Tuesday, December 7, 2010

NASA Tells Us That Life As We Know It, Isn't

Image from Rosemary Bliss on Flickr
 
This post was written by contributing writer Noel F. Gayle

Above is one of the many pictures of Mono Lake in California that will be popping up across the internet in the next few days. It was here that Felisa Wolfe-Simon, a geomicrobiologist and NASA Astrobiology Research Fellow and colleagues found the organism that would bear out their theories. The previously assumed six essential elements of life are Carbon, Hydrogen, Nitrogen, Oxygen, Phosphorus and Sulphur (CHNOPS). Phosphorus and Arsenic are back to back on the periodic table and are so close that Arsenic is able to piggy back on the systems that phosphorus uses, injecting itself into cells and leading to cell death. Wolfe-Simon believed them to be close enough that one should be able to be substituted for the other within the workings of the cell, despite Arsenic's extreme toxicity to living organisms.

Mono Lake is an Endorheic or closed basin, having no outlet or connection to the ocean and being the end of the line for water runoff in its local watershed. Any salts dissolved in the runoff end up there and stay there, leading to the very high levels of salinity present in the lake. All organisms living in and off of the lake are adapted to these conditions. It was here that Wolfe-Simon and colleagues came seeking her organism.

"Wolfe-Simon and her colleagues collected mud from the lake and added the samples to an artificial salt medium lacking phosphate but high in arsenate. They then performed a series of dilutions intended to wash out any phosphate remaining in the solution and replace it with arsenate. They found that one type of microbe in the mix seemed to grow faster than others."
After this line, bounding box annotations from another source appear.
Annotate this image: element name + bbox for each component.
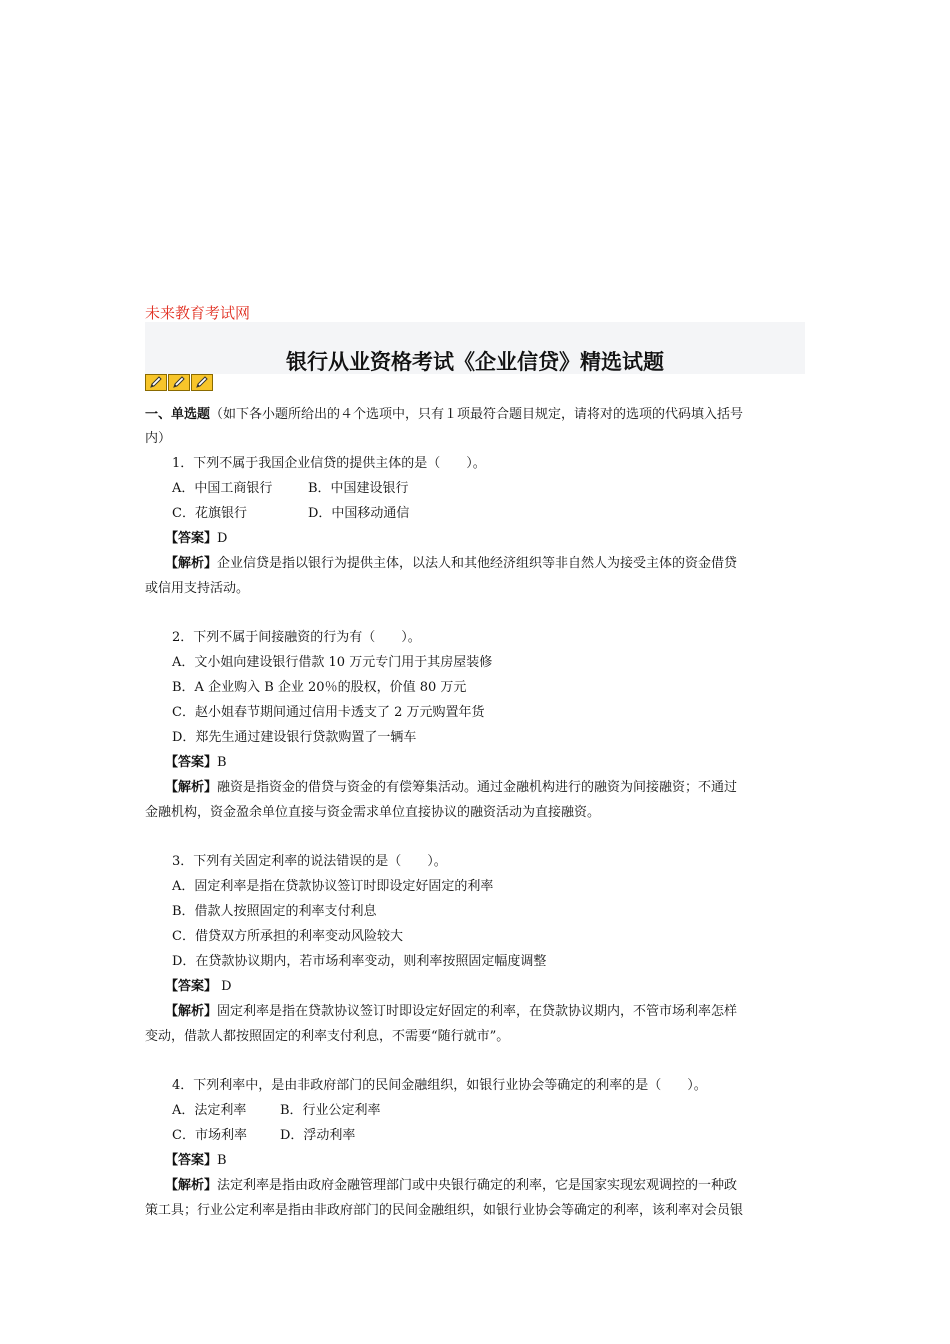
answer-label: 【答案】	[165, 979, 218, 994]
answer-line	[165, 751, 227, 770]
option: B．借款人按照固定的利率支付利息	[172, 904, 377, 919]
option: A．法定利率	[172, 1103, 247, 1118]
analysis-label: 【解析】	[165, 556, 218, 571]
pencil-icon	[191, 374, 213, 391]
pencil-icon	[168, 374, 190, 391]
question-stem: 1．下列不属于我国企业信贷的提供主体的是（ ）。	[172, 456, 486, 471]
analysis-line: 【解析】企业信贷是指以银行为提供主体，以法人和其他经济组织等非自然人为接受主体的资金借贷	[165, 556, 738, 571]
analysis-label: 【解析】	[165, 1004, 218, 1019]
answer-label: 【答案】	[165, 531, 218, 546]
analysis-label: 【解析】	[165, 1178, 218, 1193]
site-name[interactable]: 未来教育考试网	[145, 304, 251, 322]
analysis-line: 【解析】固定利率是指在贷款协议签订时即设定好固定的利率，在贷款协议期内，不管市场利率怎样	[165, 1004, 738, 1019]
option: D．中国移动通信	[308, 506, 410, 521]
answer-line	[165, 1149, 227, 1168]
analysis-line: 【解析】法定利率是指由政府金融管理部门或中央银行确定的利率，它是国家实现宏观调控的一种政	[165, 1178, 738, 1193]
answer-value: D	[217, 979, 232, 994]
answer-line	[165, 975, 232, 994]
answer-value: B	[217, 1153, 227, 1168]
analysis-label: 【解析】	[165, 780, 218, 795]
option: B．行业公定利率	[280, 1103, 381, 1118]
analysis-line-cont: 变动，借款人都按照固定的利率支付利息，不需要“随行就市”。	[145, 1029, 510, 1044]
option: D．郑先生通过建设银行贷款购置了一辆车	[172, 730, 417, 745]
answer-label: 【答案】	[165, 755, 218, 770]
option: B．中国建设银行	[308, 481, 409, 496]
answer-label: 【答案】	[165, 1153, 218, 1168]
analysis-line-cont: 策工具；行业公定利率是指由非政府部门的民间金融组织，如银行业协会等确定的利率，该利率对会员银	[145, 1203, 744, 1218]
option: C．市场利率	[172, 1128, 247, 1143]
section-instruction: 一、单选题（如下各小题所给出的４个选项中，只有１项最符合题目规定，请将对的选项的代码填入括号	[145, 407, 744, 422]
section-instruction-cont: 内）	[145, 431, 172, 446]
question-stem: 4．下列利率中，是由非政府部门的民间金融组织，如银行业协会等确定的利率的是（ ）。	[172, 1078, 707, 1093]
option: D．在贷款协议期内，若市场利率变动，则利率按照固定幅度调整	[172, 954, 547, 969]
option: B．A 企业购入 B 企业 20％的股权，价值 80 万元	[172, 680, 467, 695]
section-heading: 一、单选题	[145, 407, 211, 422]
option: C．借贷双方所承担的利率变动风险较大	[172, 929, 403, 944]
option: A．中国工商银行	[172, 481, 273, 496]
page-title: 银行从业资格考试《企业信贷》精选试题	[286, 350, 664, 374]
option: C．赵小姐春节期间通过信用卡透支了 2 万元购置年货	[172, 705, 485, 720]
option: A．固定利率是指在贷款协议签订时即设定好固定的利率	[172, 879, 494, 894]
option: D．浮动利率	[280, 1128, 356, 1143]
rating-icons	[145, 374, 213, 391]
pencil-icon	[145, 374, 167, 391]
answer-line	[165, 527, 227, 546]
option: A．文小姐向建设银行借款 10 万元专门用于其房屋装修	[172, 655, 493, 670]
option: C．花旗银行	[172, 506, 247, 521]
question-stem: 3．下列有关固定利率的说法错误的是（ ）。	[172, 854, 447, 869]
analysis-line-cont: 金融机构，资金盈余单位直接与资金需求单位直接协议的融资活动为直接融资。	[145, 805, 601, 820]
answer-value: D	[217, 531, 228, 546]
analysis-line-cont: 或信用支持活动。	[145, 581, 250, 596]
answer-value: B	[217, 755, 227, 770]
analysis-line: 【解析】融资是指资金的借贷与资金的有偿筹集活动。通过金融机构进行的融资为间接融资；不通过	[165, 780, 738, 795]
question-stem: 2．下列不属于间接融资的行为有（ ）。	[172, 630, 421, 645]
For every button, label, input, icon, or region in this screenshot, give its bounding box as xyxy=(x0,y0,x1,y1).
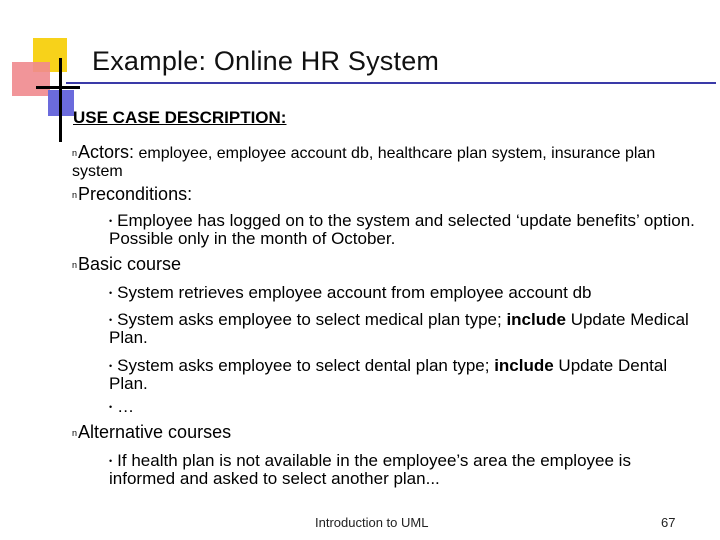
decorative-pink-square xyxy=(12,62,50,96)
list-item xyxy=(109,398,699,416)
dot-bullet-icon: • xyxy=(109,361,113,371)
list-item xyxy=(109,284,699,302)
square-bullet-icon: n xyxy=(72,260,78,270)
actors-text: employee, employee account db, healthcare plan system, insurance plan system xyxy=(72,145,656,180)
dot-bullet-icon: • xyxy=(109,288,113,298)
list-item xyxy=(109,452,699,487)
list-item-text-tail: Update Dental Plan. xyxy=(109,356,668,393)
list-item-text: System retrieves employee account from employee account db xyxy=(117,283,592,302)
decorative-vertical-line xyxy=(59,58,62,142)
footer-title: Introduction to UML xyxy=(315,515,429,530)
preconditions-label: Preconditions: xyxy=(78,184,193,204)
section-heading: USE CASE DESCRIPTION: xyxy=(73,108,287,127)
list-item-text: Employee has logged on to the system and selected ‘update benefits’ option. Possible only in the month of October. xyxy=(109,211,695,248)
dot-bullet-icon: • xyxy=(109,402,113,412)
list-item-text: System asks employee to select dental plan type; xyxy=(117,356,495,375)
dot-bullet-icon: • xyxy=(109,216,113,226)
list-item-text: If health plan is not available in the employee’s area the employee is informed and asked to select another plan... xyxy=(109,451,631,488)
list-item xyxy=(109,212,699,247)
square-bullet-icon: n xyxy=(72,428,78,438)
decorative-horizontal-line xyxy=(36,86,80,89)
actors-label: Actors: xyxy=(78,142,135,162)
basic-course-heading xyxy=(72,256,181,274)
alternative-courses-heading xyxy=(72,424,231,442)
list-item-text: System asks employee to select medical plan type; xyxy=(117,310,507,329)
actors-paragraph xyxy=(72,144,672,180)
slide-title: Example: Online HR System xyxy=(92,46,440,76)
dot-bullet-icon: • xyxy=(109,315,113,325)
list-item-text: … xyxy=(117,397,135,416)
title-divider xyxy=(66,82,716,84)
square-bullet-icon: n xyxy=(72,148,78,158)
list-item xyxy=(109,357,699,392)
include-keyword: include xyxy=(494,356,554,375)
dot-bullet-icon: • xyxy=(109,456,113,466)
page-number: 67 xyxy=(661,515,676,530)
list-item xyxy=(109,311,699,346)
square-bullet-icon: n xyxy=(72,190,78,200)
alternative-courses-label: Alternative courses xyxy=(78,422,232,442)
include-keyword: include xyxy=(506,310,566,329)
basic-course-label: Basic course xyxy=(78,254,182,274)
preconditions-heading xyxy=(72,186,192,204)
list-item-text-tail: Update Medical Plan. xyxy=(109,310,689,347)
This organism, designated GFAJ-1, apparently flourished despite its isolation from phosphate, an integral ingredient for energy transfer within an cell. Upon closer inspection, the arsenic was found to be present in all the areas they would have expected to see phosphorus, in similar amounts.

This has shaken up the scientific community, who now have to come to terms with the possibility that their belief that CHNOPS, the acronym of the six elements mentioned above, was at the basis of all life. Wolfe-Simon has hailed this development as essential to understanding "the essential flexibility of life." Phosphorus is an essential part of energy transference within a cell, as well as being the primary ingredient of the backbone of our DNA.

Many are skeptical about the announced findings, suggesting a range of theories to explain how arsenic could appear to be substituting itself  for phosphorus without actually doing so. Others suggest that the cells might only be using the Arsenic in specific places, not the widespread integration that the findings might suggest. Whatever the outcome of that debate, Wolfe-Simon herself acknowledges that there is a lot of work still to be done. "We still have 30 years of work ahead to figure out what's going on."